Back in March, when Covid 19 started to seriously impact our lives, I knew I wanted to do a piece of art as a way of processing what was happening. I had a large sheet of watercolour paper mounted on an archival board that had been sitting around the studio for a number of years. This seemed like the right surface for this project. The imagery came out of my subconscious, mostly fragments of dreams I was having, and some were pulled from sketchbooks. The theme is simple: human knowledge and structures, represented by the tree of knowledge, are humbled before nature.
I took advantage of a very rainy May weekend to finish this new piece called Atropa. It was done with .13 & .18 Rotring Rapidograph pens. I hope you enjoy it. The work is available. If you are interested, drop me a line.
The Bird of Ill Omen, was finished earlier this year. Even though it’s only the end of March, the time spent on this drawing already seems long past thanks to the dramatic events in response to the Covid-19 pandemic.
The first tentative lines for this piece were drawn many years ago: the creature with the bird wings for arms and a few simple lines to indicate the form of the main figure. It was put away, and I forgot all about it. When I returned to it this year, I started by fleshing out and rendering the figures. Only when that was done did I add in the background, and the owl (lending the piece its folkloric title). Compositionally, this piece is a pattern of scalene triangles, and rectangles. The buildings in the distance echo the two main figures. There are strong lines from the elbow of the bird man to the eyeball and the hip of the primary figure. Thematically, it follows my usual preoccupations: artificial life, mutable forms and birds.
The primary figure of the artificial life form is not a scientific construction, but rather magical creature embodying the form of its human creator. It’s simultaneously liberated from stasis by human imagination but fated, maybe doomed, by the limits of the same. Its form follows the human. It’s bias is human. The mutant may represent science gone awry though genetic manipulation – an attempt at developmental peak hopping contrasted with the slower hill climbing of evolution represented by the owl. But I guess if you’ve watch Blade Runner, or more recently Westworld, you know how reliable appearances can be.
PS. It wouldn’t be unreasonable to see a homage to the Residents in this piece.
I hope everyone is doing okay. Today I’m posting a couple of things I did over the weekend. I hope you enjoy them.
I found a little scribble in an old sketchbook and decided to turn it into a drawing. The watercolour gives the piece the feel of a children’s book illustration. One of the faces is even smiling, albeit a little wistfully, which is fairly unusual in my art.
This piece was more or less freestyle. I love playing with the hard silhouette of a profile. This character’s head has the shape of a flea. The foreground character was meant to evoke a death’s head moth.

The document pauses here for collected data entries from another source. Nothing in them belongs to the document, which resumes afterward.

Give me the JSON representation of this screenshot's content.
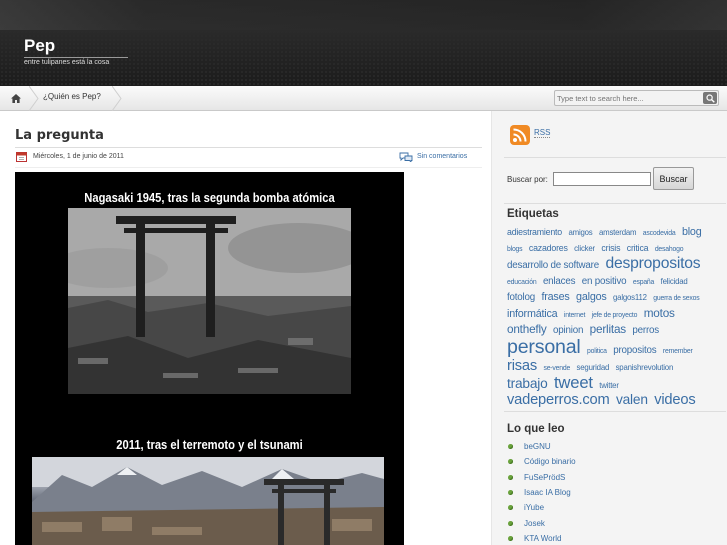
{
  "site": {
    "title": "Pep",
    "tagline": "entre tulipanes está la cosa"
  },
  "nav": {
    "home_icon": "home-icon",
    "items": [
      {
        "label": "¿Quién es Pep?"
      }
    ],
    "search_placeholder": "Type text to search here..."
  },
  "post": {
    "title": "La pregunta",
    "date": "Miércoles, 1 de junio de 2011",
    "comments_label": "Sin comentarios",
    "image": {
      "caption_top": "Nagasaki 1945, tras la segunda bomba atómica",
      "caption_bottom": "2011, tras el terremoto y el tsunami"
    }
  },
  "sidebar": {
    "rss_label": "RSS",
    "search_label": "Buscar por:",
    "search_value": "",
    "search_button": "Buscar",
    "tags_title": "Etiquetas",
    "tags": [
      {
        "label": "adiestramiento",
        "size": 9
      },
      {
        "label": "amigos",
        "size": 8
      },
      {
        "label": "amsterdam",
        "size": 8
      },
      {
        "label": "ascodevida",
        "size": 7
      },
      {
        "label": "blog",
        "size": 11
      },
      {
        "label": "blogs",
        "size": 7
      },
      {
        "label": "cazadores",
        "size": 9
      },
      {
        "label": "clicker",
        "size": 8
      },
      {
        "label": "crisis",
        "size": 9
      },
      {
        "label": "critica",
        "size": 9
      },
      {
        "label": "desahogo",
        "size": 7
      },
      {
        "label": "desarrollo de software",
        "size": 10
      },
      {
        "label": "despropositos",
        "size": 16
      },
      {
        "label": "educación",
        "size": 7
      },
      {
        "label": "enlaces",
        "size": 10
      },
      {
        "label": "en positivo",
        "size": 10
      },
      {
        "label": "españa",
        "size": 7
      },
      {
        "label": "felicidad",
        "size": 8
      },
      {
        "label": "fotolog",
        "size": 10
      },
      {
        "label": "frases",
        "size": 11
      },
      {
        "label": "galgos",
        "size": 11
      },
      {
        "label": "galgos112",
        "size": 8
      },
      {
        "label": "guerra de sexos",
        "size": 7
      },
      {
        "label": "informática",
        "size": 11
      },
      {
        "label": "internet",
        "size": 7
      },
      {
        "label": "jefe de proyecto",
        "size": 7
      },
      {
        "label": "motos",
        "size": 12
      },
      {
        "label": "onthefly",
        "size": 12
      },
      {
        "label": "opinion",
        "size": 10
      },
      {
        "label": "perlitas",
        "size": 12
      },
      {
        "label": "perros",
        "size": 10
      },
      {
        "label": "personal",
        "size": 20
      },
      {
        "label": "politica",
        "size": 7
      },
      {
        "label": "propositos",
        "size": 10
      },
      {
        "label": "remember",
        "size": 7
      },
      {
        "label": "risas",
        "size": 15
      },
      {
        "label": "se-vende",
        "size": 7
      },
      {
        "label": "seguridad",
        "size": 8
      },
      {
        "label": "spanishrevolution",
        "size": 8
      },
      {
        "label": "trabajo",
        "size": 14
      },
      {
        "label": "tweet",
        "size": 17
      },
      {
        "label": "twitter",
        "size": 8
      },
      {
        "label": "vadeperros.com",
        "size": 15
      },
      {
        "label": "valen",
        "size": 14
      },
      {
        "label": "videos",
        "size": 15
      }
    ],
    "links_title": "Lo que leo",
    "links": [
      "beGNU",
      "Código binario",
      "FuSePrödS",
      "Isaac IA Blog",
      "iYube",
      "Josek",
      "KTA World"
    ]
  },
  "colors": {
    "link": "#3a6ea5",
    "header_bg": "#1d1d1d",
    "bullet": "#6aa33b",
    "rss": "#f08a24"
  }
}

One of the pieces I’m working on this fall is The Wedding of the Earth and Sky. It will be entirely stippled with my trusty Rapidograph pens. I am pleased with the progress so far. Apart from the pencilling, these images represent about 4-5 hours work thus far. I’m already penciling two more pieces in this cycle of work. I’ll be posting updates as work progresses.
I started a silverpoint commission several years ago (2006) called the Secret Society. Each of the 10 drawings is a miniature (4″ x 3″). This past week I had the time to finish the series, 7-10. I hope you enjoy them!
It’s been a busy summer so I haven’t had the chance to update my blog. With fall approaching I can get back to posting on a regular schedule.
So, first up is this piece, Garden of the Moon, which I just finished on Wednesday. It took two months to complete, in sessions of 2 – 5 hours. So lots of hours, but lots of fun too, working with small brushes and carbon black acrylic ink. The brush and ink allow a fluidity that is more difficult to achieve with stippling, my usual technique. The crazy level of detail is intended to invite exploration within the piece. I am much more interested in that aspect than how it looks from across the room – which is kind of cool too though, right? Really, I’d just like the viewer to read the piece as if they were immersing themselves in a tangled and mysterious fairy-tale.
Garden of the Moon will be on show at the La Lune II show in the Haven Gallery later this month.
This past week was productive. I handed in all of the artwork for Magpie’s Ladder (my forthcoming short story collection) to PS Publishing. Unfortunately I can’t show it to you yet, though if you follow me on Instagram you might have glimpsed some of the work in progress.
Instead, I am showing you this new watercolor piece called Crown of Coral. After a long, monochromatic winter I am in the mood for some color work. I hope you enjoy this piece. I have made it available on my Etsy site for a low price.
Work continues on edits for my new novel, Tailor of Echoes.